Este iluso funcionario vivía estresado y con razón. Sabía “leer” el ambiente político que le rodeaba y se preocupaba constantemente porque en la dependencia de trabajo solía identificar distintos grupos de poder que sólo se preocupaban por salvaguardar sus propios intereses, a costa de los intereses de la institución, que al final se ve afectada en la eficiencia y eficacia de los servicios públicos.
Puestos como el que ocupaba nuestro personaje, surgen de una promoción interna; es decir, no pueden ser propuestos los “cazachambas” o los comodines políticos de ocasión, por lo que aquellos que los ocupan sean tenido a menos y les convierta en indeseables para los grupos que “asaltan” las dependencias a cada cambio de gobierno sexenal. Por eso reforman el Reglamento Interior de la Secretaría, para reducir sus facultades y acotar sus determinaciones, llevando la función pública a una contradicción, porque por un lado ellos conocen la estructura y el corazón del universo bajo su responsabilidad atendiendo los problemas de primera instancia, y, por el otro, los convierten en simples intermediarios con facultades restringidas para tomar decisiones.
Su posición, a pesar de la importancia de lo que allí se ventila, termina siendo un puesto de fantasía, un producto de las contradicciones del sistema, con muchas exigencias, muchas trabas y dobleces para su desempeño –candados, dirían algunos– y pocas facilidades y gratificaciones que le permitan salidas reales hacia la satisfacción y cumplimiento del encargo.

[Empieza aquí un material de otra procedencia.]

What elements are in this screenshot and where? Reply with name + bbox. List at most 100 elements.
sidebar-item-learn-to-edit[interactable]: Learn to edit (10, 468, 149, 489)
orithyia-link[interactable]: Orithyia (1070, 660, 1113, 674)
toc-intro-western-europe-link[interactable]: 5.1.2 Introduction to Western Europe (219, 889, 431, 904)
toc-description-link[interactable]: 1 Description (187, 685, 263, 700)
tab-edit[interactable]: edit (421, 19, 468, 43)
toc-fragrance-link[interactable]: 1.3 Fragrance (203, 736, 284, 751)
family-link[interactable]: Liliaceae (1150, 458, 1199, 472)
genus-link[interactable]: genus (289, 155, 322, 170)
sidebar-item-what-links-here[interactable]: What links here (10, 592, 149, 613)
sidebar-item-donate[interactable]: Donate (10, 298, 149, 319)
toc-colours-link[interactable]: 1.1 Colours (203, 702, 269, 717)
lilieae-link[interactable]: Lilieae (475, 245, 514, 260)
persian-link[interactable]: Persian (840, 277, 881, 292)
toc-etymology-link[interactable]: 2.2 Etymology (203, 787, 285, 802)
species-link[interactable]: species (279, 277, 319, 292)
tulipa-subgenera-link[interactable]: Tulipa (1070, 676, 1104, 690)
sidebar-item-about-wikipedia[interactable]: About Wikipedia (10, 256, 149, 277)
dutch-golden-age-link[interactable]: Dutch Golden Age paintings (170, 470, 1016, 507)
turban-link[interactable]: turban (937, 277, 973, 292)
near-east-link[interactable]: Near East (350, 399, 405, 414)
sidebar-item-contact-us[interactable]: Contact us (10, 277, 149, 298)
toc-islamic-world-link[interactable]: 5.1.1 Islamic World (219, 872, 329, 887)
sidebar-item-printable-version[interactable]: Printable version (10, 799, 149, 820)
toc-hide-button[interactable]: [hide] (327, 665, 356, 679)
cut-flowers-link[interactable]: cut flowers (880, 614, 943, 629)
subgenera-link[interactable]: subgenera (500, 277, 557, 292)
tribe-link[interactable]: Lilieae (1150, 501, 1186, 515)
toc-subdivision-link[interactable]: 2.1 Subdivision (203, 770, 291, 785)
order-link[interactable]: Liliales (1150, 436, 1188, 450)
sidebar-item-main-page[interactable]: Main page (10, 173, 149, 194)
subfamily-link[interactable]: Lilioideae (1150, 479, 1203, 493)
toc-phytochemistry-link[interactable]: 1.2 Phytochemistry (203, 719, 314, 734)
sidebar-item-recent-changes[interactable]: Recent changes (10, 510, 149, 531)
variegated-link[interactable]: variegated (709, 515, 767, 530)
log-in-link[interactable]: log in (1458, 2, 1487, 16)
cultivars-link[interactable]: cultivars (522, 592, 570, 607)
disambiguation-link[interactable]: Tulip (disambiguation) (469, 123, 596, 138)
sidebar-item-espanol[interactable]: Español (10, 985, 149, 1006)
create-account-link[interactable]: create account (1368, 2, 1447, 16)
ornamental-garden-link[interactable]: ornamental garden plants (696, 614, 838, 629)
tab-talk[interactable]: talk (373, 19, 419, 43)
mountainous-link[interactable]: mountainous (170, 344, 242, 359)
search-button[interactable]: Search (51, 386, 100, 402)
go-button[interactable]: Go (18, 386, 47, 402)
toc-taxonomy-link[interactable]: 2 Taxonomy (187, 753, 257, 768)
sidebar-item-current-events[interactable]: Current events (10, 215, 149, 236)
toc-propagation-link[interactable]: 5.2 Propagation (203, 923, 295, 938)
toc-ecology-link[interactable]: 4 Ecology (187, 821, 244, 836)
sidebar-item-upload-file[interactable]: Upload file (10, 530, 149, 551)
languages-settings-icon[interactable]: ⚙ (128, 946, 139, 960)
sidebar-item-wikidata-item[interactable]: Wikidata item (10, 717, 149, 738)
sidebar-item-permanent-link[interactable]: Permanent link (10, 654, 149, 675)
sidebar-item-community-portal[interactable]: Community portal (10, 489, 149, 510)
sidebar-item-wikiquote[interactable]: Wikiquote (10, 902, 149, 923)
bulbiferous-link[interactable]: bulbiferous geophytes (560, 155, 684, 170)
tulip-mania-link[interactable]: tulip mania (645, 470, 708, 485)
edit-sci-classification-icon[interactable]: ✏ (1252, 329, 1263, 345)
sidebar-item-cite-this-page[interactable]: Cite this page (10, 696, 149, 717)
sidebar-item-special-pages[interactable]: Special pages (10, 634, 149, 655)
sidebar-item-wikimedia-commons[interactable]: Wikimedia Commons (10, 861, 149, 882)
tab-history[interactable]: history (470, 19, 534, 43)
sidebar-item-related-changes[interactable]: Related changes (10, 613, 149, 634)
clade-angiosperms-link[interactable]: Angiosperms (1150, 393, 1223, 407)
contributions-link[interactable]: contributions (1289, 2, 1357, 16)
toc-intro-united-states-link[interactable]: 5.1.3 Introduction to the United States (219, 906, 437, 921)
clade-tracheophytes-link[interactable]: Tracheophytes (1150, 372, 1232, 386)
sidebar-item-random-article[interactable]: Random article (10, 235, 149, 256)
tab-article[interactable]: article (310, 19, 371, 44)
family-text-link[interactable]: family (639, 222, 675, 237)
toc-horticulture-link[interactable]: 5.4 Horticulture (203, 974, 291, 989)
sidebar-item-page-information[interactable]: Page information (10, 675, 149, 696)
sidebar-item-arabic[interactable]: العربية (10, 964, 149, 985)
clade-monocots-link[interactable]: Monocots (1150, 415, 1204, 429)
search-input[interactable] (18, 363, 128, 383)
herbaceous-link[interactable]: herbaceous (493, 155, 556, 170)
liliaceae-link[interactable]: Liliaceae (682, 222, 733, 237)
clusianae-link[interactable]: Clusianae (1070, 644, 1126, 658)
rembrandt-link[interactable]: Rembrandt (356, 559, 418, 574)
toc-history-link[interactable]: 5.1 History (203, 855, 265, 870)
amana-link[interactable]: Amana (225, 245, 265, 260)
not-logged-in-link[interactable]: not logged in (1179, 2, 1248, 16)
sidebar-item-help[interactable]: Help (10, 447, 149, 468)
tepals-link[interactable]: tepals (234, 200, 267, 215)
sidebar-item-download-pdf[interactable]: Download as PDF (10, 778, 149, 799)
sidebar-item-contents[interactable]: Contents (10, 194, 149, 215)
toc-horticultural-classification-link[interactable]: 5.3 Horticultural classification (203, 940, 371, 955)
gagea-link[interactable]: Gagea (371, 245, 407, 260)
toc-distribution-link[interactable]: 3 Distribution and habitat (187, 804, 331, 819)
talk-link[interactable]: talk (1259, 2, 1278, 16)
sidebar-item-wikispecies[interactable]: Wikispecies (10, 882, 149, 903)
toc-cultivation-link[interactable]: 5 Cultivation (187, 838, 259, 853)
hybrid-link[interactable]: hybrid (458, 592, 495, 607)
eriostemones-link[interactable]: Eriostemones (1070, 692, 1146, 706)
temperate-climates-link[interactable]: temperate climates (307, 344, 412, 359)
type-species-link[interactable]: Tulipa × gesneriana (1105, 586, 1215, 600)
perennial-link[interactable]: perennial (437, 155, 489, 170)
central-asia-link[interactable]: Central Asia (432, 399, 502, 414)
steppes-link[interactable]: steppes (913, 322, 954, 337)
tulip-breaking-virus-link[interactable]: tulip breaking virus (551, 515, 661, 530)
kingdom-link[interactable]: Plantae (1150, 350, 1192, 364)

Ahogado en un mundo burocrático de simulaciones y discordancias, lo alenté diciéndole que si no se adapta a tan grotescas condiciones, la renuncia sería lo mejor, pues además es trabajador de base y no se quedará sin empleo. Mi amigo adujo algunas justificaciones y razonamientos extraños, con constantes alusiones a compromisos que le restan movilidad para tomar sus decisiones personales. Confieso que no logré comprenderlo, por lo que terminé diciéndole que lo mantenía en ese puesto un oculto afán de poder, aunque él me haya dicho lo contrario. Ejercitar el poder suele ser como una droga, le dije, y ejerce tal fascinación que les hace aguantar y realizar cualquier cosa con tal de sostenerse allí.